Wie viele waren schon ihrem Gefühl gefolgt und deshalb in einer Falle gelandet?
Aber es sind mehr ihrem Verstand gefolgt und gestorben.
Ich beschloss irgendetwas zu tun.
Irgendwo hinlaufen. Laufen war immer gut, da ich sowieso trainieren musste und da ich gerade nichts anderes tat, als depressiven Gedanken nachzugehen.
Trainieren bringt dich auf andere Gedanken.
Also rutschte ich vorsichtig von meinem Bett und machte ein paar wacklige Schritte, bis ich mich wieder an das Gefühl von Laufen gewohnt hatte und lief zu dem türartigen Tunnel, der durch seine Pflanzen mein Zimmer von der Außenwelt abtrennte.
Ich war in letzter Zeit des öfteren hier außerhalb gelaufen und trotzdem kannte ich mich noch nicht perfekt aus. Aber abgesehen davon durfte ich sowieso nicht allzu weit weg laufen, da ich es mit meiner momentanen Kondition nicht wieder zurück schaffen würde.
Aber immerhin war ich ein Stückchen freier.
Natürlich sah es weder Kristzn noch Pinto nicht gern, wenn ich auf Erkundungstouren ging, aber es war eine der wenigen Freiheiten, die ich besaß, also wagten sie es nicht es mir zu verbieten.
Ich lief also durch meine Tür und nahm sofort wieder das Grün um mich herum wahr.
Ich genoss den Geruch der Frische und fühlte mich ein wenig freier.

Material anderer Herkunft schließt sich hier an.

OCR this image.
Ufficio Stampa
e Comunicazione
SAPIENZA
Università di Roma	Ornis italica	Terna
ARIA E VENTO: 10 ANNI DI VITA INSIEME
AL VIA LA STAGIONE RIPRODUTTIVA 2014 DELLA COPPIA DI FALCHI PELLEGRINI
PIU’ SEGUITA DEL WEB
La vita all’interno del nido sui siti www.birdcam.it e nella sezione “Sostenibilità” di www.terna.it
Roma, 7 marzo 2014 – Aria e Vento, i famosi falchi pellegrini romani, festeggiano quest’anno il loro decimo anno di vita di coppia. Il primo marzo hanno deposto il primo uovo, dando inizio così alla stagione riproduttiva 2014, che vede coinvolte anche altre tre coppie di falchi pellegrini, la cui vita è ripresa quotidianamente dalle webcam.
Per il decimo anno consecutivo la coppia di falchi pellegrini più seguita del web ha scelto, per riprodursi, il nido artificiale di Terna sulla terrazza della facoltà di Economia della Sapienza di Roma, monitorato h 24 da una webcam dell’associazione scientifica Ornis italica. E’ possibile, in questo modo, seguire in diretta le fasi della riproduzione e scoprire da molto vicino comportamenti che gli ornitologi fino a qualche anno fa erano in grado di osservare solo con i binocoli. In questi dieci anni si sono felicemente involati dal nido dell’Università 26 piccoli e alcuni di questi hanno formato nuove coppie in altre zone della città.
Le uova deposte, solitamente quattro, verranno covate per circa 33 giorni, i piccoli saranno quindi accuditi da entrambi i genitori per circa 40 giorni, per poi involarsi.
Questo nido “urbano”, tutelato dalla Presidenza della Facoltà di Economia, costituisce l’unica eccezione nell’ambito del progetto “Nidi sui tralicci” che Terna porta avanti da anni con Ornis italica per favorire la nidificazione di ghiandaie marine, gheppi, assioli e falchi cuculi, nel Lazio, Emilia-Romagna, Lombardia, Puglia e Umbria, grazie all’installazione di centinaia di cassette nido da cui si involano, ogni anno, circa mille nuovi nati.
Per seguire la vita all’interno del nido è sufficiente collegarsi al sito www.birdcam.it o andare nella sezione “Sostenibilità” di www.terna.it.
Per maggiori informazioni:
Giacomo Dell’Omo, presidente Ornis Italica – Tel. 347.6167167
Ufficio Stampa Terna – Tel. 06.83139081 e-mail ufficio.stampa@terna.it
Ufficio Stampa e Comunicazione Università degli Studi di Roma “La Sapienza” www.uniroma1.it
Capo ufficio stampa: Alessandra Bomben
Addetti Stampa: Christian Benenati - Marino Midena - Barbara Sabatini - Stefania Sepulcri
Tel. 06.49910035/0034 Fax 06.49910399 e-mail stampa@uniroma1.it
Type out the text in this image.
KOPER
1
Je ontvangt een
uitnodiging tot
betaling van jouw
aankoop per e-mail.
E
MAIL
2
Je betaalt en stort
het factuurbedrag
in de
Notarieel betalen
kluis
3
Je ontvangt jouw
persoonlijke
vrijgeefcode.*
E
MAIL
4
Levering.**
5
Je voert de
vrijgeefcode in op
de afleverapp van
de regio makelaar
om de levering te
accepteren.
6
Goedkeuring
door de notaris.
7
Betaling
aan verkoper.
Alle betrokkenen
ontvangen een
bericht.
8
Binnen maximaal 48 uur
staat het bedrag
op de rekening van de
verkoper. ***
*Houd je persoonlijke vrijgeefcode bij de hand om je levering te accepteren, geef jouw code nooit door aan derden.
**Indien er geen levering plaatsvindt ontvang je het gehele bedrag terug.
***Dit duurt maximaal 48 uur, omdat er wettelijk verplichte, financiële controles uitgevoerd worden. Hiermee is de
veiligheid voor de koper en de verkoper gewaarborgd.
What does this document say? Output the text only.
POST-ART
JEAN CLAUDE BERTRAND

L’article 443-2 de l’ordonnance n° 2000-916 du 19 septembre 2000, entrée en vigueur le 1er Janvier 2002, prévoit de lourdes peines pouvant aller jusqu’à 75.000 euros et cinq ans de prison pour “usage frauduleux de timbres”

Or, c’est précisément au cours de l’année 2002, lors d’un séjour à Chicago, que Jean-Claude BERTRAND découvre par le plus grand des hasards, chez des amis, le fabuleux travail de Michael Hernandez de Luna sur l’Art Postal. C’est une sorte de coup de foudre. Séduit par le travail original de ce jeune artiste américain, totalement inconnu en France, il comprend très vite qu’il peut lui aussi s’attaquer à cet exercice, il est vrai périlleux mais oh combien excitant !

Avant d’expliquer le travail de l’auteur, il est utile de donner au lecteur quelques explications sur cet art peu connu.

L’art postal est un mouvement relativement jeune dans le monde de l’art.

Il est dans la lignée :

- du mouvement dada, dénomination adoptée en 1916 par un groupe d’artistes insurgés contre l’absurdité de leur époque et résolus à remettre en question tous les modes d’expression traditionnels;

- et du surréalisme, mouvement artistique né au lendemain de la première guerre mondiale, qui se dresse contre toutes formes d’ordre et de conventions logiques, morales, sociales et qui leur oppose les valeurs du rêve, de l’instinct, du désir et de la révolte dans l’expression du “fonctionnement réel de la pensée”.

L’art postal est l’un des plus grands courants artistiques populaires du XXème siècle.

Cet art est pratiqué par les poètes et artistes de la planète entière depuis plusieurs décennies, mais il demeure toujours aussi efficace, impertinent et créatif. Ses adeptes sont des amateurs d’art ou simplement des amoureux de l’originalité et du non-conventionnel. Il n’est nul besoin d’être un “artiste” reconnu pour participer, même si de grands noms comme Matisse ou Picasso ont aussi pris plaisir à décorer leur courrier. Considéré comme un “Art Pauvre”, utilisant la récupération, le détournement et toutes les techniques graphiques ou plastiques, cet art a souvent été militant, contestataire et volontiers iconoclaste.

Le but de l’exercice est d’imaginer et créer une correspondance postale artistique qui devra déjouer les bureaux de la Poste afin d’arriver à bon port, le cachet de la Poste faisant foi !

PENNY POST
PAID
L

Der Flur verlief ein ganzes Stück nur geradeaus, deshalb lief ich den Gang entlang und betrachtete die Pflanzen, von denen die verschiedensten Arten zu beiden Seiten des Gangs wuchsen. Zwar hatten keine der Pflanzen Blüten, aber sie waren alle in verschieden Grüntönen und Formen. Ich erkannte nur wenige, aber das meiste waren farnartige Gewächse und große Bäume mit Lianen, die von oben herunter hangen. Ich stellte mir vor, wie es wäre an solchen Lianen durch die Gegend zu schwingen und frei zu sein. Ich sah in meiner Vorstellung einen großen See an dem eine solche Liane hing. Das wäre perfekt, um sich im Sommer in den See zu schwingen und fallen zu lassen. Es wäre so perfekt. Sich fallen lassen. Und aufgefangen werden. Nicht am Boden zerschmettern.
Nicht nachdenken.
Ich lief also weiter ohne nachzudenken.